Imagine I conducted a qualitative, interview-based study enquiring into some social problem. Suppose upon reading my report, you realise that by an uncanny coincidence, my interviewees’ responses are 100% in line with what I have been writing on this blog for the last three years. Even the terminology was so startlingly similar that you felt like you were reading one of my blog pieces.
You would probably think: Niemietz, you’re not fooling anyone. You just pressed these people to tell you what you wanted to hear, and as far as they didn’t, you read it into their answers anyway.
So when UNICEF publishes a report subtitled ‘The role of inequality and materialism’, when people like Kate Pickett are among the ‘expert advisory group’, and when the report reads like just another chapter of The Spirit Level, a modicum of caution is appropriate. Unfortunately the media does not go beyond parroting the findings.
The report, Child well-being in the UK, Spain and Sweden, is based on interviews with 24 families and 250 schoolchildren from the three countries. The gist: in the UK, materialism is rife and consumerism is rampant. These phenomena are moderated by a more traditional family structure in Spain, and by government largesse in Sweden. A sample:
‘[W]hilst children by and large would prefer time with their parents to heaps of consumer goods and had a rather balanced approach to consumer culture, UK parents seem to find themselves under tremendous pressure to purchase a surfeit of material goods for their children.[...]
‘UK parents almost seemed to be locked into a system of consumption which they knew was pointless but they found hard to resist, and found themselves “sucked in”. One mother in the UK ethnographies felt that she had bucked the trend because as she told us, “I don’t buy something for the girls every time I go out”. This is a telling statement which implies that she sees the norm in UK culture as making purchases each time you leave the house. [...]

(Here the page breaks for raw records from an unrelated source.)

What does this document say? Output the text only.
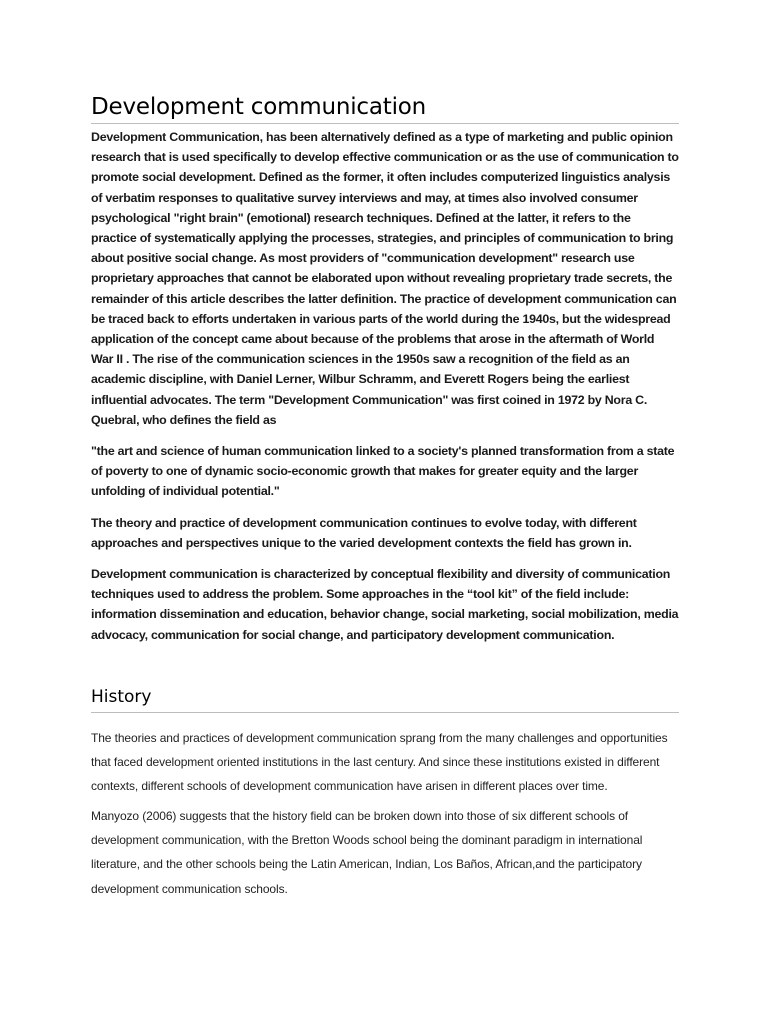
Development communication

Development Communication, has been alternatively defined as a type of marketing and public opinion research that is used specifically to develop effective communication or as the use of communication to promote social development. Defined as the former, it often includes computerized linguistics analysis of verbatim responses to qualitative survey interviews and may, at times also involved consumer psychological "right brain" (emotional) research techniques. Defined at the latter, it refers to the practice of systematically applying the processes, strategies, and principles of communication to bring about positive social change. As most providers of "communication development" research use proprietary approaches that cannot be elaborated upon without revealing proprietary trade secrets, the remainder of this article describes the latter definition. The practice of development communication can be traced back to efforts undertaken in various parts of the world during the 1940s, but the widespread application of the concept came about because of the problems that arose in the aftermath of World War II . The rise of the communication sciences in the 1950s saw a recognition of the field as an academic discipline, with Daniel Lerner, Wilbur Schramm, and Everett Rogers being the earliest influential advocates. The term "Development Communication" was first coined in 1972 by Nora C. Quebral, who defines the field as

"the art and science of human communication linked to a society's planned transformation from a state of poverty to one of dynamic socio-economic growth that makes for greater equity and the larger unfolding of individual potential."

The theory and practice of development communication continues to evolve today, with different approaches and perspectives unique to the varied development contexts the field has grown in.

Development communication is characterized by conceptual flexibility and diversity of communication techniques used to address the problem. Some approaches in the “tool kit” of the field include: information dissemination and education, behavior change, social marketing, social mobilization, media advocacy, communication for social change, and participatory development communication.

History

The theories and practices of development communication sprang from the many challenges and opportunities that faced development oriented institutions in the last century. And since these institutions existed in different contexts, different schools of development communication have arisen in different places over time.

Manyozo (2006) suggests that the history field can be broken down into those of six different schools of development communication, with the Bretton Woods school being the dominant paradigm in international literature, and the other schools being the Latin American, Indian, Los Baños, African,and the participatory development communication schools.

'Parents and children alike knew that this sort of vicious cycle of consumption would not bring the happiness they intend but somehow they were compelled to continue.’
This is exactly what anti-consumerists and Happiness Economists have been telling us all along: consumption is like an arms race. We know how pointless it is, and nobody really wants it – but we cannot unilaterally end it. We need the help of an external coordinator.
I know that this is not a substantiated critique – it is hard to make one because the report is little else than a summary of what a bunch of kids are saying. But where the report does make more tangible points, it goes completely wrong. For example, it asserts that compulsive buying in the UK is partially a compensation for a lack of time that parents spend with their children, which is caused by ‘low wages, requiring parents to hold several jobs or work long hours to make ends meet.’
Unfortunately, the share of multiple jobholders is about twice as high in Sweden as in the UK. The length of an average working week, as well as the share of part-time employment in total employment, is almost identical in both countries. The one indicator on which the UK is most clearly an outlier in Europe is the share of children in households with no adult in employment. Lack of time is surely not among their most pressing problems.
When it comes to increasing child well-being, regulating people’s purchasing behaviour is not the most obvious starting point.